Whether the dimension order of all arrays should be reversed (essentially a transpose) or not before writing to the file. This option is set to True implicitly by matlab_compatible. This option needs to be set if one wants an array to end up the same shape when imported into MATLAB. This option is necessary because Numpy and MATLAB use opposite dimension ordering schemes, which are C and Fortan schemes respectively. 2D arrays are stored by row in the C scheme and column in the Fortran scheme.

store_shape_for_empty

bool

Whether, for empty arrays, to store the shape of the array (after transformations) as the Dataset for the object. This option is set to True implicitly by matlab_compatible.
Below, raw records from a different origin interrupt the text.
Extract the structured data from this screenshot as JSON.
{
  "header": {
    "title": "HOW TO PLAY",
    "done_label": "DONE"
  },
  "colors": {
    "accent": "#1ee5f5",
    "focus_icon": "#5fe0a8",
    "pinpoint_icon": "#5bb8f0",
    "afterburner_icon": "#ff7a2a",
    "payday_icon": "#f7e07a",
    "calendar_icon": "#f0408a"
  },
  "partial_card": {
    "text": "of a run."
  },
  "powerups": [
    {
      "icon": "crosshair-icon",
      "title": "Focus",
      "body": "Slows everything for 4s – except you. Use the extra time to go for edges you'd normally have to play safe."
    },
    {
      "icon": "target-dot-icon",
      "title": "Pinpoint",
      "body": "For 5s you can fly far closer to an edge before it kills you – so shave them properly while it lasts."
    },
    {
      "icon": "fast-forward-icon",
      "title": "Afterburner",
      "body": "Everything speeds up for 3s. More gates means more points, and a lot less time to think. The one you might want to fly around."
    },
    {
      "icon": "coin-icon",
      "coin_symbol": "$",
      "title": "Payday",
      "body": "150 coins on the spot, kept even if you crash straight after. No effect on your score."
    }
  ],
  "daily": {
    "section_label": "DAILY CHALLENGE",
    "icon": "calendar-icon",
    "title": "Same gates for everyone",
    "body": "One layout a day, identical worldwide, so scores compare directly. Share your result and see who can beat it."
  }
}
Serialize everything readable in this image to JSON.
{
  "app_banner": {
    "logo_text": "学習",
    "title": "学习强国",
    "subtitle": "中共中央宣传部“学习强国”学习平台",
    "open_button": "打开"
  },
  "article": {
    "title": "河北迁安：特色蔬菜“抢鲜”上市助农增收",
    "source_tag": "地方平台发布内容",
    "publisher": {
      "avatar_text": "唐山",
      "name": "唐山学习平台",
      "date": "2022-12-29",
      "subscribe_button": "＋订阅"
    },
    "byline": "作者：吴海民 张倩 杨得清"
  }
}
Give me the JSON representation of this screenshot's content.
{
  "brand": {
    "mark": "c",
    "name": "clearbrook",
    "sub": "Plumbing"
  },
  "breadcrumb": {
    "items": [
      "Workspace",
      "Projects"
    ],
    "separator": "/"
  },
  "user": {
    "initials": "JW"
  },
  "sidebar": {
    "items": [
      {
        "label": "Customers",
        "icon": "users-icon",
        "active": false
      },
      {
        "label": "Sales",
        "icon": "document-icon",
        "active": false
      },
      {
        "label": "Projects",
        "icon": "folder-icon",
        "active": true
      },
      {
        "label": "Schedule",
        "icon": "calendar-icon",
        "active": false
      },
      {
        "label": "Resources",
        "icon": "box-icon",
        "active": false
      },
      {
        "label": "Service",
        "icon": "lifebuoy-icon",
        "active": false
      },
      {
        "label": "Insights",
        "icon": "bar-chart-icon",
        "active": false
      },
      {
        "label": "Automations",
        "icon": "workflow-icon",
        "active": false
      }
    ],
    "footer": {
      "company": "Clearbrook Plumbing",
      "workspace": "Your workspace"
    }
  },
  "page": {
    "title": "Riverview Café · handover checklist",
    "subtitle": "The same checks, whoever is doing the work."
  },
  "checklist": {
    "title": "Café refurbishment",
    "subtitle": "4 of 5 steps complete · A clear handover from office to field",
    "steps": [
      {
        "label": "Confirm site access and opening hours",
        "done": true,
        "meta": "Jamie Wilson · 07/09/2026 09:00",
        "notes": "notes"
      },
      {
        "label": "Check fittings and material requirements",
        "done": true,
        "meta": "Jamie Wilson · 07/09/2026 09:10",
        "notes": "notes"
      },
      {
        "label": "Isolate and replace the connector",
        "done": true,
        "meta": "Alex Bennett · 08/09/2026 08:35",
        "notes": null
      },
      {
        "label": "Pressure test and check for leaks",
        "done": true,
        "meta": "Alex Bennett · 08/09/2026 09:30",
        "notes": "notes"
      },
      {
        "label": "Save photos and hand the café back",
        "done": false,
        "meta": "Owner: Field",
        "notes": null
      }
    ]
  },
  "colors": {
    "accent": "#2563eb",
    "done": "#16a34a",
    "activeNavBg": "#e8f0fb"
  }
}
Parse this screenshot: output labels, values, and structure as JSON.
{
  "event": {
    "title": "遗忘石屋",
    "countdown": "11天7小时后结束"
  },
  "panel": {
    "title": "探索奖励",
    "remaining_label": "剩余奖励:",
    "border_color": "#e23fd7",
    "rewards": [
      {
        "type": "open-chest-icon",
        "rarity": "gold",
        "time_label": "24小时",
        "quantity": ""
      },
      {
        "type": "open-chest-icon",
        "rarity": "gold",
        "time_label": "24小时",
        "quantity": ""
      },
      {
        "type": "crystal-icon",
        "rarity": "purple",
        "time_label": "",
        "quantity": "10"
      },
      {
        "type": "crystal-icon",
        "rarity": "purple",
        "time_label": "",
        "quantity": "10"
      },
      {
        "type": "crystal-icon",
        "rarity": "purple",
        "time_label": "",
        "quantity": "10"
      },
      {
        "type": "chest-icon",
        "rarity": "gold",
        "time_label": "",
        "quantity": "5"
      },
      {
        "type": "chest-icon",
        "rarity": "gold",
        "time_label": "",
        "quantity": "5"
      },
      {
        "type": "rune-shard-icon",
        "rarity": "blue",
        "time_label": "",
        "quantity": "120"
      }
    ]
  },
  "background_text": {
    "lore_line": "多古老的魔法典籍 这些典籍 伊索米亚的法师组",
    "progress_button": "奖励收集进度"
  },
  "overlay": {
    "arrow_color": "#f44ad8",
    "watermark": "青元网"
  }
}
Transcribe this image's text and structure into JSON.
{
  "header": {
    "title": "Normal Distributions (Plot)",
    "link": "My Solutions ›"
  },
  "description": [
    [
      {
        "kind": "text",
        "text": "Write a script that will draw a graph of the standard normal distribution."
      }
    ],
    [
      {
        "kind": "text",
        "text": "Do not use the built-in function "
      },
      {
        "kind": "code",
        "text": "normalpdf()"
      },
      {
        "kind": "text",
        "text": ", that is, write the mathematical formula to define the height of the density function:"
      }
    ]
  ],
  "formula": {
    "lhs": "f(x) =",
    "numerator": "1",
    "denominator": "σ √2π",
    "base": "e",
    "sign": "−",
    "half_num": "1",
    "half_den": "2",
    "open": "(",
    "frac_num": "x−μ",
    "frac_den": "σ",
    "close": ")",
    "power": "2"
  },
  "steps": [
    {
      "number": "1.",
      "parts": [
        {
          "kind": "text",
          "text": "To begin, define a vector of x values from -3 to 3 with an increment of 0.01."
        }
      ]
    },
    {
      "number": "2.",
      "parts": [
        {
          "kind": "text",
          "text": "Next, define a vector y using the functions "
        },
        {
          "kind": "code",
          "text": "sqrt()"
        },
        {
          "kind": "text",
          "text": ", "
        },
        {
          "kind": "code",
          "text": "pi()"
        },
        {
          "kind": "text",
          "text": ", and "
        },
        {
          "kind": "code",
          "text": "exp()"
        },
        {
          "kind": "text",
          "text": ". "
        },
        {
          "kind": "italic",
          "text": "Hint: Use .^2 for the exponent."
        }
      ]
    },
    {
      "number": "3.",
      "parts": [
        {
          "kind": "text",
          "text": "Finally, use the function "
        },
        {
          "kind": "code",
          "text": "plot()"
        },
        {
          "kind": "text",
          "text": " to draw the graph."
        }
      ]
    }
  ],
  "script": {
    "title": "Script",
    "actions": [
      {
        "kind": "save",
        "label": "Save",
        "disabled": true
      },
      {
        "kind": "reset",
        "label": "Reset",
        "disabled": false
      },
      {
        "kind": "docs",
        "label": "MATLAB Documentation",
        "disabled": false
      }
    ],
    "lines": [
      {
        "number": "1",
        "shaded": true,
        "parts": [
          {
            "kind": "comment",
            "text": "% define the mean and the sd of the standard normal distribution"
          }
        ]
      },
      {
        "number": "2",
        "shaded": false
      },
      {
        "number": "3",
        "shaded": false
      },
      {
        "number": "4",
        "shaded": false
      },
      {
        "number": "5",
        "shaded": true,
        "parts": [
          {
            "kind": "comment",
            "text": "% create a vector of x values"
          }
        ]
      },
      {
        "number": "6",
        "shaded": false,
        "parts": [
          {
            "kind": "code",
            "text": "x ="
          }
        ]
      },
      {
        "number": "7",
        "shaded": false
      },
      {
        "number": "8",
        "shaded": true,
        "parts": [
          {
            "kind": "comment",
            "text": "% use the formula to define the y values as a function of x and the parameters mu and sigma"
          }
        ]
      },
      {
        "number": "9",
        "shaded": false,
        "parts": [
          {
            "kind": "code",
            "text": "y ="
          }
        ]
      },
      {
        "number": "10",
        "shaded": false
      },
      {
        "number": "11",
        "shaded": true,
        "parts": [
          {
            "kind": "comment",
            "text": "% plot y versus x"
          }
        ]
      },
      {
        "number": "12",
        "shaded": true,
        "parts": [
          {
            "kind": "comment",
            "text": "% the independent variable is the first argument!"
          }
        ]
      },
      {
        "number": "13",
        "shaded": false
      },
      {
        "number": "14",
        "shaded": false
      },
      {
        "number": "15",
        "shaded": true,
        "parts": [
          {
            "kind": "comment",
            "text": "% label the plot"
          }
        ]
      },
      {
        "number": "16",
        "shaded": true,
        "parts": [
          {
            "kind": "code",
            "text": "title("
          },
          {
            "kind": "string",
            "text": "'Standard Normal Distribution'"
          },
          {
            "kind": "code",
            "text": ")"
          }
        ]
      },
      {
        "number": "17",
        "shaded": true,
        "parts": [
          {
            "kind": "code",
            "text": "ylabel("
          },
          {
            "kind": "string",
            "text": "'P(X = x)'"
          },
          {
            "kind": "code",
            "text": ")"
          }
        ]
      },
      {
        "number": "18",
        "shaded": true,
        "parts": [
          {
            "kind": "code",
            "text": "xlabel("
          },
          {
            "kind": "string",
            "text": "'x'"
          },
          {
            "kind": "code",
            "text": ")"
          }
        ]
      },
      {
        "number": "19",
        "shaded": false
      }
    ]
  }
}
How Data Is Read from MATLAB MAT Files

This table gives the MATLAB classes that can be read from a MAT file, the first version of this package that can read them, and the Python type they are read as if there is no Python metadata attached to them.

MATLAB Class

Version

Python Type

logical

0.1

np.bool_

single

0.1

np.float32 or np.complex64 16

double

0.1

np.float64 or np.complex128 16

uint8

0.1

np.uint8

uint16

0.1

np.uint16

uint32

0.1

np.uint32

uint64

0.1

np.uint64

int8

0.1

np.int8

int16

0.1

np.int16

int32

0.1

np.int32

int64

0.1

np.int64

char

0.1

np.str_

struct

0.1

structured np.ndarray 17

cell

0.1

np.object_

canonical empty

0.1

np.float64([])

16(1,2)

Depends on whether there is a complex part or not.

17

If the structs_as_dicts option is set then a dict will be used instead.